BBC Africa Eye found these boats crossing the Mediterannean, just off the coast of Tripoli. The one in the middle is the Bana, which turned its transponder off to stop being tracked as it carried weapons into Libya. Credit: BBC Africa Eye

It also matched fresh photographs of weaponry in the hold obtained by investigators. 

The investigation identified another vessel that arrived with armoured personnel carriers in early 2019 and another, the Ana, which arrived after the Bana. Both turned off their transponders as they approached Libyan waters.  

Recep Tayyip Erdogan, the Turkish president, announced he would send military assistance to Libya in response to a request from the GNA in late December, and the Turkish parliament approved the deployment of troops there in a vote on January 2. 

Last month he admitted that Turkish-backed Syrian fighters had also been deployed alongside Turkish army training teams. 

One reason for the UN embargo is the difficulty of controlling whose hands weapons fall into.  

Images have emerged of Turkish armoured vehicles delivered in 2019 in the hands of a gunmen loyal to Badi Salah, a militia leader from Misrata who has been sanctioned by the UN for an attack on Tripoli in 2018 but who is now fighting for the GNA against Gen Haftar.  

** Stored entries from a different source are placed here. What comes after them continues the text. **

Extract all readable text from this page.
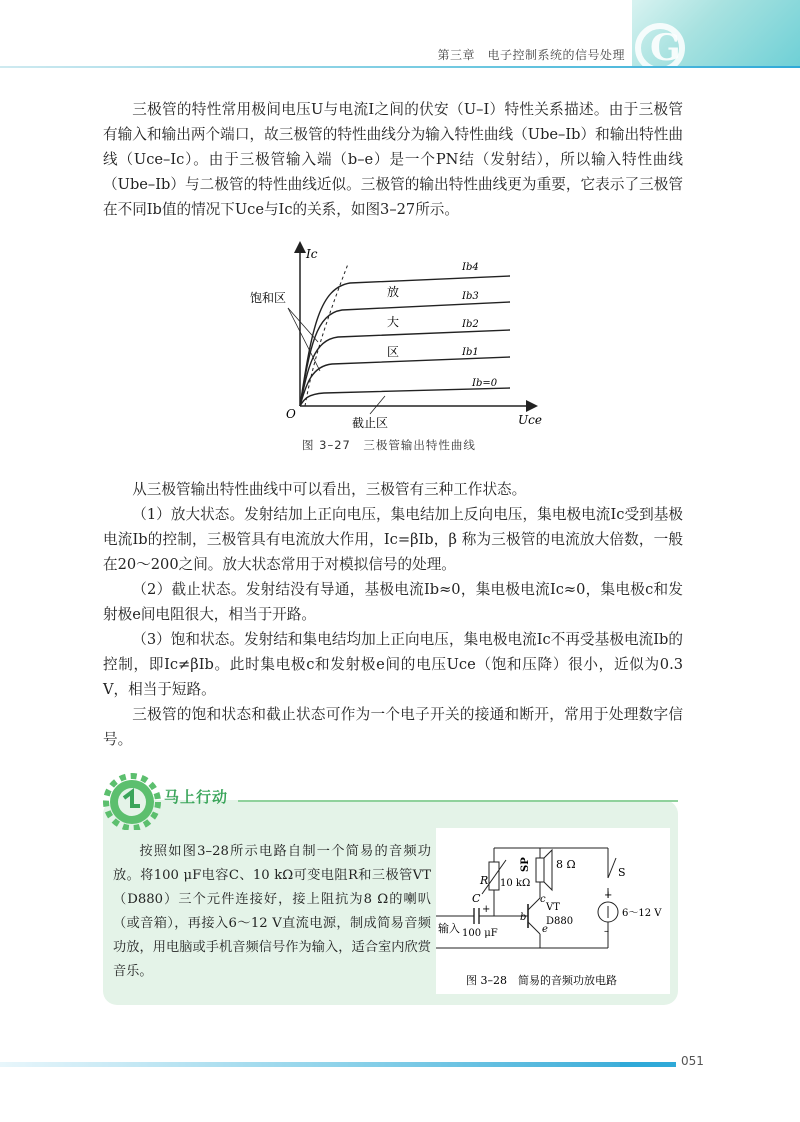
G
第三章　电子控制系统的信号处理

三极管的特性常用极间电压U与电流I之间的伏安（U–I）特性关系描述。由于三极管有输入和输出两个端口，故三极管的特性曲线分为输入特性曲线（Ube–Ib）和输出特性曲线（Uce–Ic）。由于三极管输入端（b–e）是一个PN结（发射结），所以输入特性曲线（Ube–Ib）与二极管的特性曲线近似。三极管的输出特性曲线更为重要，它表示了三极管在不同Ib值的情况下Uce与Ic的关系，如图3–27所示。

Ic
Uce
O
Ib4
Ib3
Ib2
Ib1
Ib=0
饱和区	放
大
区
截止区
图 3–27　三极管输出特性曲线

从三极管输出特性曲线中可以看出，三极管有三种工作状态。

（1）放大状态。发射结加上正向电压，集电结加上反向电压，集电极电流Ic受到基极电流Ib的控制，三极管具有电流放大作用，Ic=βIb，β 称为三极管的电流放大倍数，一般在20～200之间。放大状态常用于对模拟信号的处理。

（2）截止状态。发射结没有导通，基极电流Ib≈0，集电极电流Ic≈0，集电极c和发射极e间电阻很大，相当于开路。

（3）饱和状态。发射结和集电结均加上正向电压，集电极电流Ic不再受基极电流Ib的控制，即Ic≠βIb。此时集电极c和发射极e间的电压Uce（饱和压降）很小，近似为0.3 V，相当于短路。

三极管的饱和状态和截止状态可作为一个电子开关的接通和断开，常用于处理数字信号。

马上行动

按照如图3–28所示电路自制一个简易的音频功放。将100 μF电容C、10 kΩ可变电阻R和三极管VT（D880）三个元件连接好，接上阻抗为8 Ω的喇叭（或音箱），再接入6～12 V直流电源，制成简易音频功放，用电脑或手机音频信号作为输入，适合室内欣赏音乐。

R 10 kΩ
C
+
100 μF
输入
SP 8 Ω
b
c
e
VT
D880
S
+
–
6～12 V
图 3–28　简易的音频功放电路
051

Ümit Yalçın, the Turkish ambassador to the UK, said: "The support that we are providing to the legitimate government aims to balance the situation on the ground and pave the way for a sustainable ceasefire.

"This is in line with the UNSC Resolution 2259 (2015) that calls all members to extend support to the internationally recognised Government of National Accord (GNA). Our support mainly consists of providing trainers and advisers. "

The interior ministry of the GNA said its military cooperation with Turkey was "transparent" and legitimate under international law. 

 "Our government has a right to enter military agreements, and are currently receiving support through one such agreement from Turkey, a Nato member," it said. 

"Haftar and his backers, notably the UAE, did not cease their attacks for a single day before, during or after the Berlin peace talks. While we sought and still desire peace, we have a responsibility to do all that is required to protect and defend the civilians of Libya while they remain under attack. "

A GNA commander told the Telegraph in January that Turkish-manned air defence systems have made a crucial contribution to the defence of Tripoli and Misrata, the principle cities controlled by the government.